Example of two dimensionality reduction techniques used to visualize learned embeddings on MNIST. Image from t-SNE (top) and UMAP (bottom).
There is a growing sense that neural networks need to be more interpretable. Recently, the field of neural network interpretability has formed in response to these concerns. From it, three powerful visualization techniques have developed: feature visualization (e.g., [2 ,3] ), attribution (e.g., [9, 10] ), and dimensionality reduction (e.g., [11, 12] ). In this post, we will briefly look at two of these techniques: feature visualization and feature attribution.
Feature Visualization
What are our models looking for?
Feature visualization techniques aim to answers questions about what a network — or parts of a network — are looking for by generating examples.

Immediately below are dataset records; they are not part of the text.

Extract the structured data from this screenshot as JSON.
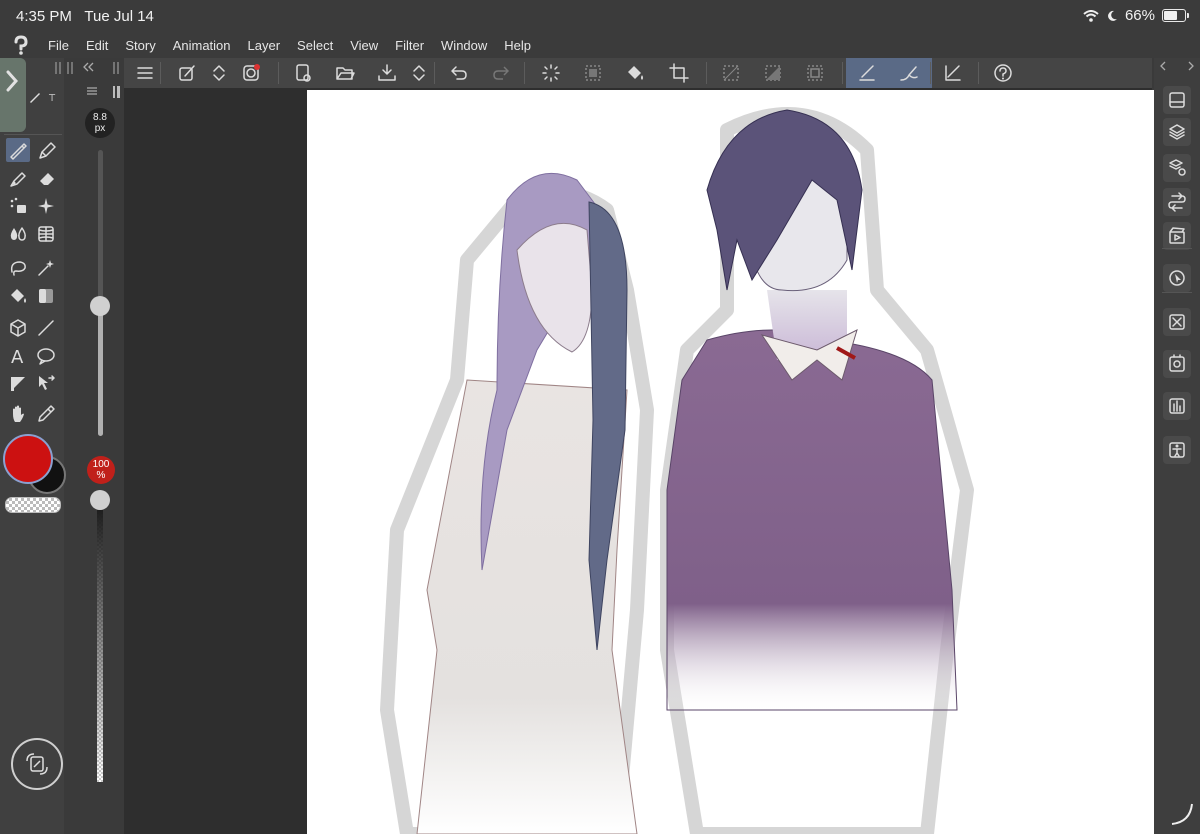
{
  "status": {
    "time": "4:35 PM",
    "date": "Tue Jul 14",
    "battery": "66%"
  },
  "menu": [
    "File",
    "Edit",
    "Story",
    "Animation",
    "Layer",
    "Select",
    "View",
    "Filter",
    "Window",
    "Help"
  ],
  "brush": {
    "size_value": "8.8",
    "size_unit": "px",
    "opacity_value": "100",
    "opacity_unit": "%"
  },
  "colors": {
    "main": "#cc1111",
    "sub": "#111111",
    "accent": "#5a6a86",
    "opacity_badge": "#c0201a"
  },
  "tools": [
    "pen-icon",
    "pencil-icon",
    "marker-icon",
    "eraser-icon",
    "airbrush-icon",
    "decoration-icon",
    "blend-icon",
    "mesh-icon",
    "lasso-icon",
    "magic-wand-icon",
    "fill-icon",
    "gradient-icon",
    "3d-object-icon",
    "line-icon",
    "text-icon",
    "balloon-icon",
    "ruler-icon",
    "operation-icon",
    "hand-icon",
    "eyedropper-icon"
  ],
  "commands": [
    "menu-icon",
    "edit-brush-icon",
    "updown-icon",
    "companion-icon",
    "new-icon",
    "open-icon",
    "save-icon",
    "updown-icon",
    "undo-icon",
    "redo-icon",
    "loading-icon",
    "clear-selection-icon",
    "fill-icon",
    "crop-icon",
    "select-all-icon",
    "invert-icon",
    "border-icon",
    "draw-mode-icon",
    "brush-mode-icon",
    "ruler-mode-icon",
    "help-icon"
  ],
  "right_panels": [
    "window-icon",
    "layers-icon",
    "sub-view-icon",
    "auto-actions-icon",
    "animation-icon",
    "navigator-icon",
    "material-icon",
    "history-icon",
    "tool-property-icon",
    "accessibility-icon"
  ]
}
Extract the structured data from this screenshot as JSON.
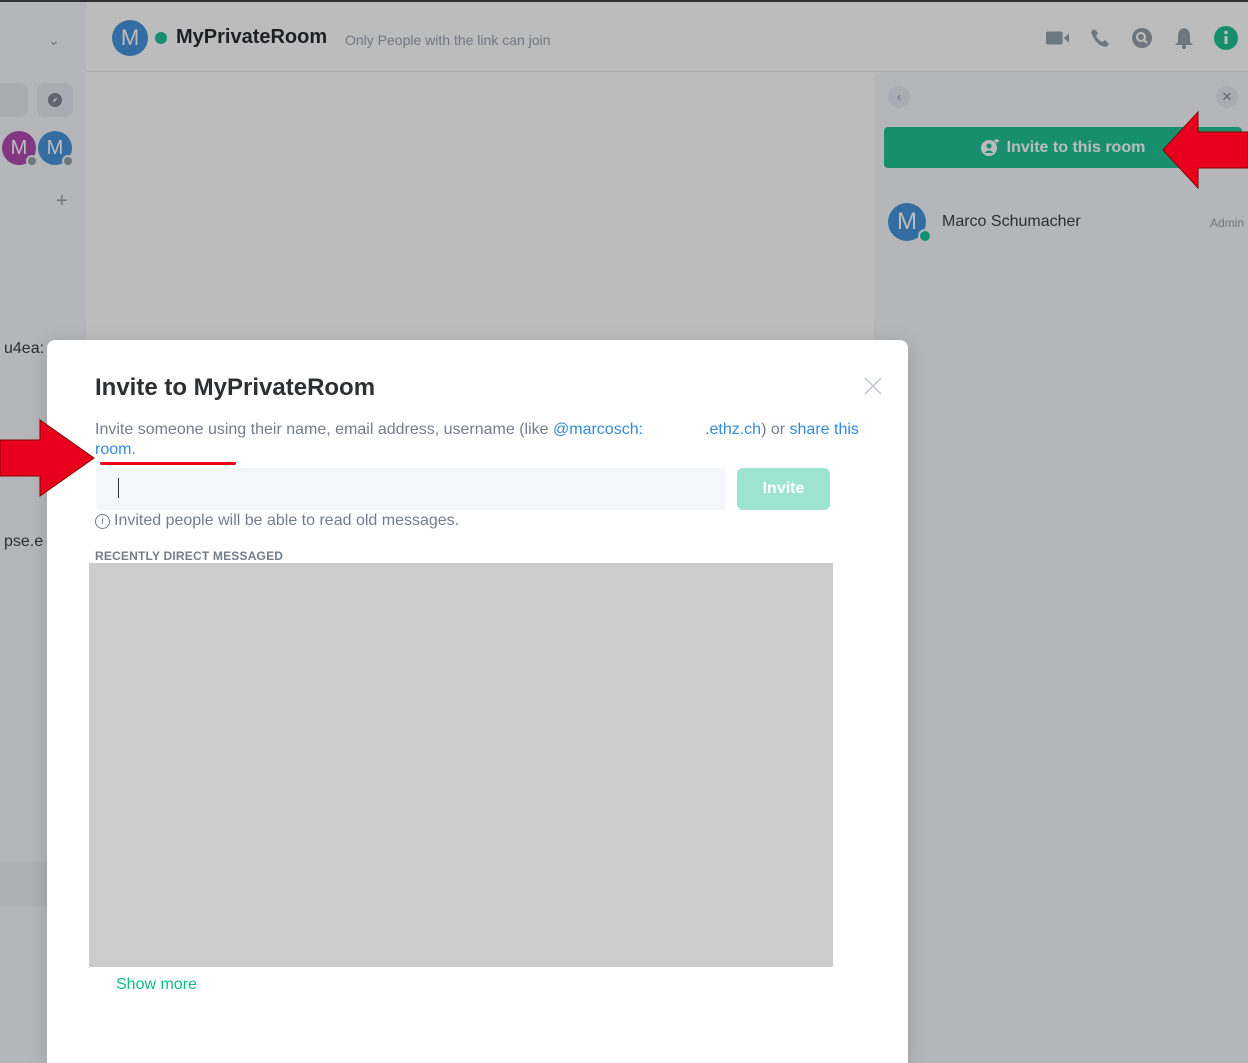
{
  "room": {
    "avatar_letter": "M",
    "name": "MyPrivateRoom",
    "topic": "Only People with the link can join"
  },
  "header_icons": [
    "video-call-icon",
    "voice-call-icon",
    "search-icon",
    "notifications-bell-icon",
    "room-info-icon"
  ],
  "left_panel": {
    "avatars": [
      {
        "letter": "M",
        "color": "#ac3ba8"
      },
      {
        "letter": "M",
        "color": "#368bd6"
      }
    ],
    "add_label": "+",
    "truncated_text_1": "u4ea:",
    "truncated_text_2": "pse.e"
  },
  "right_panel": {
    "invite_button_label": "Invite to this room",
    "member": {
      "avatar_letter": "M",
      "name": "Marco Schumacher",
      "role": "Admin"
    }
  },
  "dialog": {
    "title": "Invite to MyPrivateRoom",
    "desc_prefix": "Invite someone using their name, email address, username (like ",
    "desc_user_link": "@marcosch:",
    "desc_domain_link": ".ethz.ch",
    "desc_suffix": ") or ",
    "share_link": "share this room.",
    "search_value": "",
    "invite_button_label": "Invite",
    "hint": "Invited people will be able to read old messages.",
    "section_title": "RECENTLY DIRECT MESSAGED",
    "show_more_label": "Show more"
  },
  "colors": {
    "accent": "#0dbd8b",
    "link": "#368bd6",
    "annotation_red": "#e8001c"
  }
}
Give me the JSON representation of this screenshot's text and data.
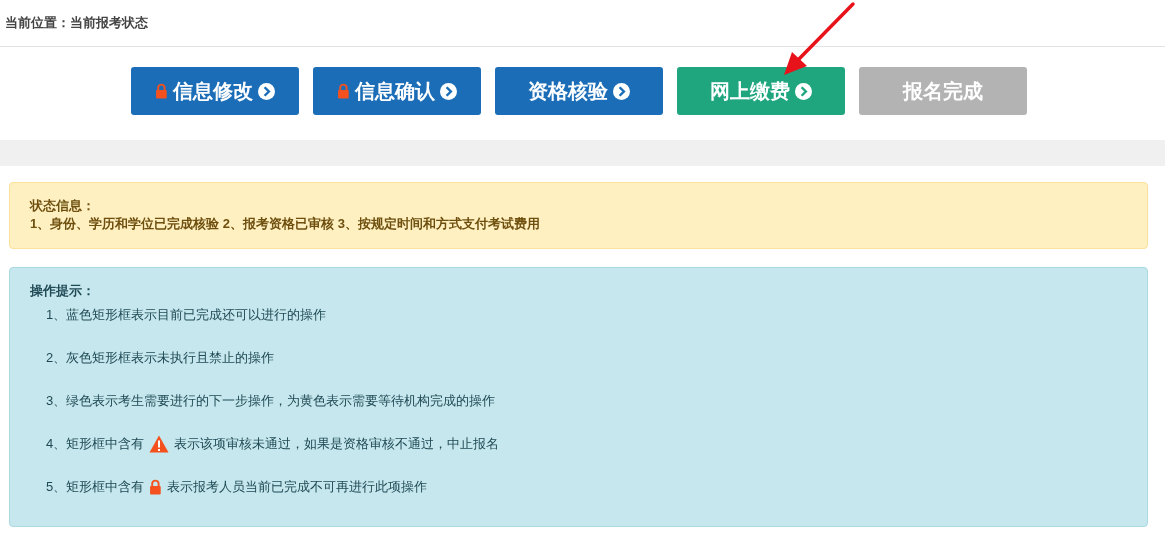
{
  "breadcrumb": {
    "label": "当前位置：",
    "current": "当前报考状态"
  },
  "steps": [
    {
      "label": "信息修改",
      "kind": "done",
      "locked": true,
      "chevron": true
    },
    {
      "label": "信息确认",
      "kind": "done",
      "locked": true,
      "chevron": true
    },
    {
      "label": "资格核验",
      "kind": "done",
      "locked": false,
      "chevron": true
    },
    {
      "label": "网上缴费",
      "kind": "current",
      "locked": false,
      "chevron": true
    },
    {
      "label": "报名完成",
      "kind": "disabled",
      "locked": false,
      "chevron": false
    }
  ],
  "status_alert": {
    "title": "状态信息：",
    "text": "1、身份、学历和学位已完成核验 2、报考资格已审核 3、按规定时间和方式支付考试费用"
  },
  "tips_alert": {
    "title": "操作提示：",
    "items": [
      {
        "kind": "text",
        "text": "1、蓝色矩形框表示目前已完成还可以进行的操作"
      },
      {
        "kind": "text",
        "text": "2、灰色矩形框表示未执行且禁止的操作"
      },
      {
        "kind": "text",
        "text": "3、绿色表示考生需要进行的下一步操作，为黄色表示需要等待机构完成的操作"
      },
      {
        "kind": "warning",
        "before": "4、矩形框中含有",
        "after": "表示该项审核未通过，如果是资格审核不通过，中止报名"
      },
      {
        "kind": "lock",
        "before": "5、矩形框中含有",
        "after": "表示报考人员当前已完成不可再进行此项操作"
      }
    ]
  }
}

How can we visualize how our model (e.g., GoogLeNet) sees an image? As a first step, we could try feeding an image into our network and collect the activations — the numerical values of how much each neuron fired — from the layer of interest. After all, we know that if a neuron is excited by what it is shown, it’s activation value will be positive [3].

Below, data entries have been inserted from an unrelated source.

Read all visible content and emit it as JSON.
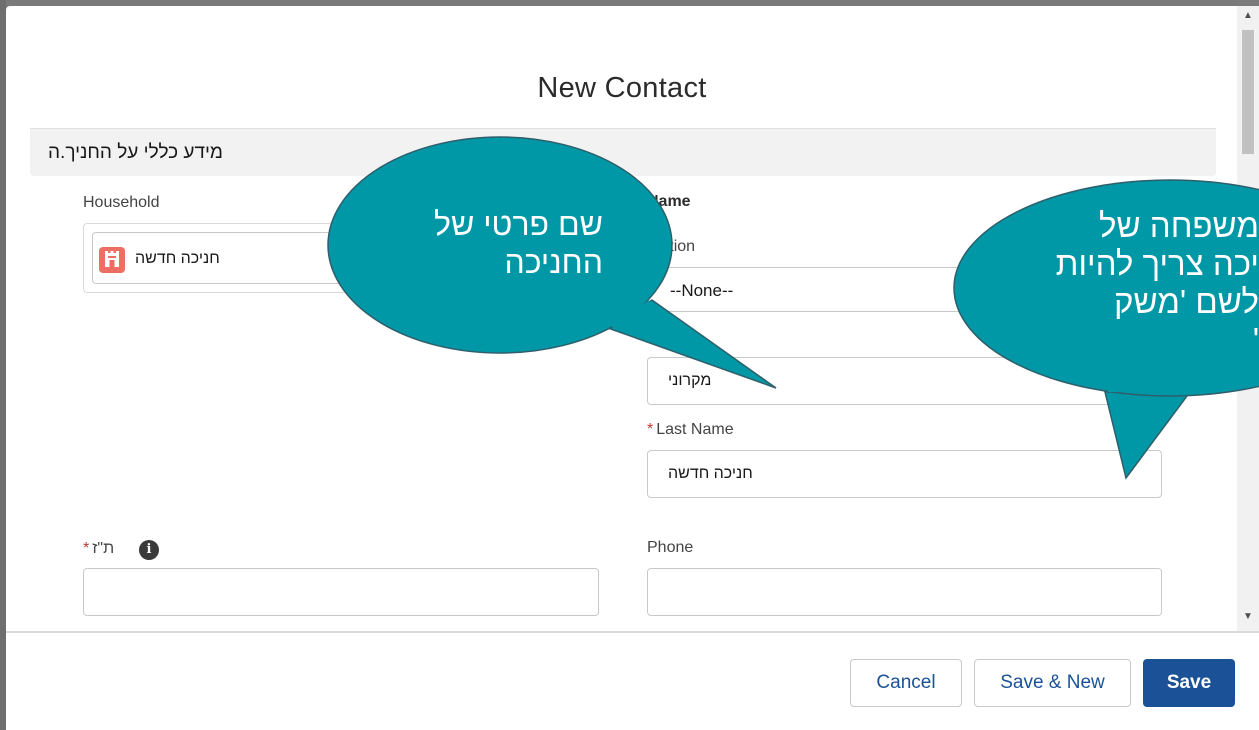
{
  "modal": {
    "title": "New Contact"
  },
  "section": {
    "title": "מידע כללי על החניך.ה"
  },
  "household": {
    "label": "Household",
    "value": "חניכה חדשה",
    "icon": "household-castle-icon",
    "icon_color": "#ef6e64"
  },
  "name": {
    "heading": "Name",
    "salutation_label": "utation",
    "salutation_value": "--None--",
    "first_name_label": "me",
    "first_name_value": "מקרוני",
    "last_name_label": "Last Name",
    "last_name_value": "חניכה חדשה",
    "required_mark": "*"
  },
  "id_field": {
    "label": "ת\"ז",
    "value": "",
    "required_mark": "*",
    "icon": "info-icon",
    "icon_glyph": "i"
  },
  "phone": {
    "label": "Phone",
    "value": ""
  },
  "footer": {
    "cancel": "Cancel",
    "save_new": "Save & New",
    "save": "Save"
  },
  "callouts": {
    "left": [
      "שם פרטי של",
      "החניכה"
    ],
    "right": [
      "משפחה של",
      "יכה צריך להיות",
      "לשם 'משק",
      "'"
    ]
  },
  "colors": {
    "accent": "#1b5297",
    "callout": "#0097a7",
    "required": "#c23934"
  }
}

Unfortunatley, the vectors of activation values we just collected are just vectors of unitless numbers. Humans can’t really interpret these vectors. This is where feature visualization comes in handy!
At a high level, we can think of feature visualization as creating an idealized image of what the network thinks would produce a particular activation vector. This is different from how we normally use neural networks: to transform an image into an activation vector and ultimately make a prediction. In feature visualization we go in the opposite direction. Starting with an activation vector at a particular layer, we create an image through an iterative optimization process. [2].
At a lower level, to understand how feature visualization works we need to remember that neural networks are differentialable with respect to their inputs. This means we can leverage the power of derivatives to find what kind of input would cause a certain behavior — whether that’s an internal neuron firing or the final output behavior. In other words, we optimize an input (image, text, audio, etc.) to activate a particular neuron or group of neurons (e.g., the optimization objective).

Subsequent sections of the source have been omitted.